Kicksecure mitigating VM Exploit

If I were using the configuration below and an adversary had used a zero-day vulnerability to gain access to my workstation, implant malware, escape the VM, and execute another zero-day, would Kicksecure mitigate the attack?

Here is the setup:

[Kicksecure] > [Whonix-Gateway] > [Whonix-Workstation] > [Tor Browser] > [Internet]

Note: NO Physical Isolation

Referring to Comparison with Others wiki page (Overview Section):

Would this protect against attack #6 and #7? They would have to get malware on the workstation, leak into the gateway, which would then breakout into Kicksecure. They would then need another exploit to reveal information (ie. IP address) to identify their target.

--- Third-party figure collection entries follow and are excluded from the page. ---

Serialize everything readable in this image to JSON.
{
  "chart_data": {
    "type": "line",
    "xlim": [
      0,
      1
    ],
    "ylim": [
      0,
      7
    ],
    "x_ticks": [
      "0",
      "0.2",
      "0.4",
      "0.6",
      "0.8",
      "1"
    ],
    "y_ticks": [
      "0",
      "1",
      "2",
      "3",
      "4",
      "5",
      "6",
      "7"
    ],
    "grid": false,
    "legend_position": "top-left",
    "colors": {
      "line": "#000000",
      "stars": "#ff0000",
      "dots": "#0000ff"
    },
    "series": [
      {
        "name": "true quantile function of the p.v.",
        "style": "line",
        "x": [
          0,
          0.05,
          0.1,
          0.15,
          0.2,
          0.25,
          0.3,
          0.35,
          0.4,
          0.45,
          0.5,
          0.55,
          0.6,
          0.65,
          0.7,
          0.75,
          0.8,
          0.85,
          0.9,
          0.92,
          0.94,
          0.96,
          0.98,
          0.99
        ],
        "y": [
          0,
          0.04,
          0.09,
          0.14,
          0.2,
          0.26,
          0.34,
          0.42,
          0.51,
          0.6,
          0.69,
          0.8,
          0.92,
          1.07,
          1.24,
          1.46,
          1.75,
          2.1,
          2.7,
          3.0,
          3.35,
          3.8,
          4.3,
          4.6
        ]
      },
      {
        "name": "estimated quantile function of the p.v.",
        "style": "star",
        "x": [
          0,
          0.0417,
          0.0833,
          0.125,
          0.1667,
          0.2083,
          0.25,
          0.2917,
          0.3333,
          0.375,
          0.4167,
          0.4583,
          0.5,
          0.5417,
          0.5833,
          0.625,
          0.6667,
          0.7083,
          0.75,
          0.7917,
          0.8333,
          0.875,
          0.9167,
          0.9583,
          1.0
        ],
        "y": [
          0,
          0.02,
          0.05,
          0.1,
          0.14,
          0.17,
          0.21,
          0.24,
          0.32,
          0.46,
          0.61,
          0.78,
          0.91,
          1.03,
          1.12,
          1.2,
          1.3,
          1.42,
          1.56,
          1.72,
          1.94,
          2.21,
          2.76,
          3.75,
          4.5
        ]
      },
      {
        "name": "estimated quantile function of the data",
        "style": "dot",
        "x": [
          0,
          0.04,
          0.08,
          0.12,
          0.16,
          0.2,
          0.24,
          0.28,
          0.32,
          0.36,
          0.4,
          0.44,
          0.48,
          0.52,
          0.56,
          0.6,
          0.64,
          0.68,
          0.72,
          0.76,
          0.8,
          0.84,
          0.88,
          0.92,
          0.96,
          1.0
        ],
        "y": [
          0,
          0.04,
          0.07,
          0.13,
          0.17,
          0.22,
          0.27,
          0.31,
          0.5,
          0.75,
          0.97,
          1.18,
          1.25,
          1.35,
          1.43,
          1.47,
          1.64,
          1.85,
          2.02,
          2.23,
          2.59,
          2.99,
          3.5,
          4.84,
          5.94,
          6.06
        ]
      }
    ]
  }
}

That really depends on the type of vulnerability. Hardening by Kicksecure might mitigate some vulnerabilities.

For example, Quote GitHub - Kicksecure/security-misc: Kernel Hardening; Protect Linux User Accounts against Brute Force Attacks; Improve Entropy Collection; Strong Linux User Account Separation; Enhances Misc Security Settings - https://www.kicksecure.com/wiki/Security-misc

All mitigations for known CPU vulnerabilities are enabled and SMT is disabled.

Which might help mitigating side-channel attacks, which are not a VM escape but also very dangerous since with some side-channel attacks the VM can snoop information from the host.

But no defense is perfect. I don’t think an easy “yes” is conceptually possible here. It would require security research to check which past Virtual machine escape - Wikipedia vulnerabilities would have been or could have been prevented through any realistic hardening that Kicksecure can apply.

This question seems mostly unspecific to Whonix.